Date of this Version
Report # MATC-KSU: 113 Final Report 2255--1121-0001-113
The highways in the Midwest are experiencing a considerable amount of truck traffic due to increased freight transportation. There is clearly a risk to the highway infrastructure caused by this additional truck traffic that will also have an increasingly detrimental effect on the safety of the citizens, the traveling public in terms of congestion, and the economy of the entire region. Traditionally the life of the pavements has been extended by a variety of rehabilitation techniques. For example, techniques used by the Kansas Department of Transportation (KDOT) include route and crack seal, chip seal, 1- to 4-inch overlay, 1- to 4-inch inlay, heater scarification, cold in-place recycling (4-inch), and cold milling. Recently, due to a tight maintenance budget, thin surfacing, like the ultra-thin bonded bituminous surface (NovaChip), and modified slurry seal (microsurfacing), is being used increasingly.
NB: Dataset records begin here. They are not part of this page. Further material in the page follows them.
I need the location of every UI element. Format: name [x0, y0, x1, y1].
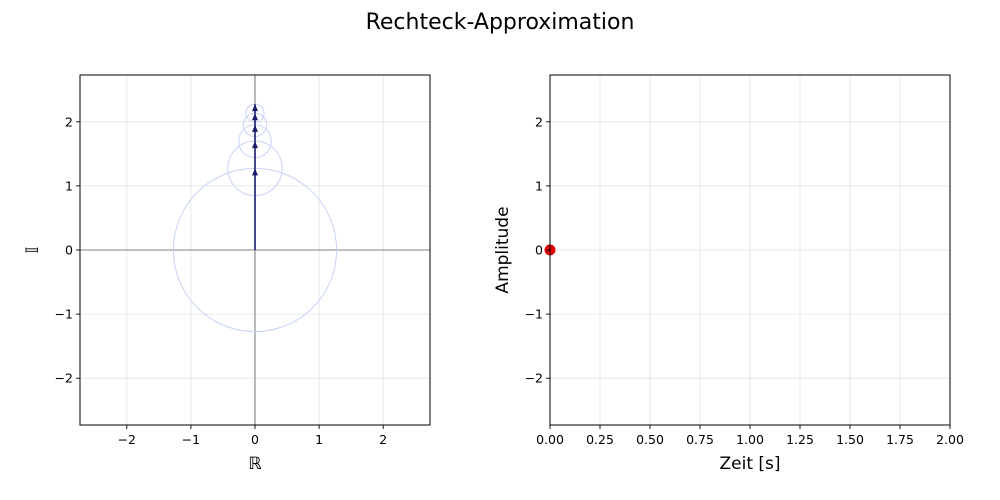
- time-ticks: 0.00 0.25 0.50 0.75 1.00 1.25 1.50 1.75 2.00 −2 −1…: [525, 114, 964, 447]
- x-tick-label: 1.25: [786, 432, 814, 447]
- time-y-axis-label: Amplitude: [493, 206, 513, 293]
- y-tick-label: −2: [55, 371, 73, 386]
- x-tick-label: 0.00: [536, 432, 564, 447]
- x-tick-label: 1: [315, 432, 323, 447]
- y-tick-label: 2: [65, 114, 73, 129]
- phasor-plot: −2 −1 0 1 2 −2 −1 0 1 2 ℝ 𝕀: [23, 74, 431, 474]
- phasor-x-axis-label: ℝ: [248, 454, 262, 474]
- phasor-arrowhead: [252, 141, 258, 149]
- x-tick-label: 0: [251, 432, 259, 447]
- phasor-arrowhead: [252, 104, 258, 112]
- phasor-y-axis-label: 𝕀: [23, 247, 43, 254]
- y-tick-label: 2: [535, 114, 543, 129]
- y-tick-label: 1: [535, 178, 543, 193]
- y-tick-label: −1: [525, 307, 543, 322]
- phasor-arrowhead: [252, 124, 258, 132]
- x-tick-label: 1.50: [836, 432, 864, 447]
- y-tick-label: 0: [535, 243, 543, 258]
- x-tick-label: −1: [182, 432, 200, 447]
- time-plot: 0.00 0.25 0.50 0.75 1.00 1.25 1.50 1.75 2.00 −2 −1…: [493, 74, 964, 474]
- phasor-ticks: −2 −1 0 1 2 −2 −1 0 1 2: [55, 114, 388, 447]
- x-tick-label: 2.00: [936, 432, 964, 447]
- time-x-axis-label: Zeit [s]: [719, 454, 780, 474]
- phasor-vectors: [252, 104, 258, 250]
- x-tick-label: −2: [118, 432, 136, 447]
- x-tick-label: 0.75: [686, 432, 714, 447]
- y-tick-label: 0: [65, 243, 73, 258]
- figure-title: Rechteck-Approximation: [366, 10, 635, 35]
- x-tick-label: 2: [379, 432, 387, 447]
- x-tick-label: 0.25: [586, 432, 614, 447]
- time-grid: [549, 75, 951, 425]
- y-tick-label: −1: [55, 307, 73, 322]
- y-tick-label: −2: [525, 371, 543, 386]
- y-tick-label: 1: [65, 178, 73, 193]
- phasor-arrowhead: [252, 113, 258, 121]
- x-tick-label: 1.75: [886, 432, 914, 447]
- x-tick-label: 1.00: [736, 432, 764, 447]
- x-tick-label: 0.50: [636, 432, 664, 447]
- phasor-arrowhead: [252, 168, 258, 176]
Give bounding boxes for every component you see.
The thin-surfacing strategy has been touted as one of the most cost-effective measures that can extend pavement life, improve ride quality, correct surface defects (leveling), improve safety characteristics, enhance appearance, and reduce road-tire noise. This report discusses performance of pavements treated with two commonly used types of thin surfacing: ultrathin bonded bituminous surface and microsurfacing.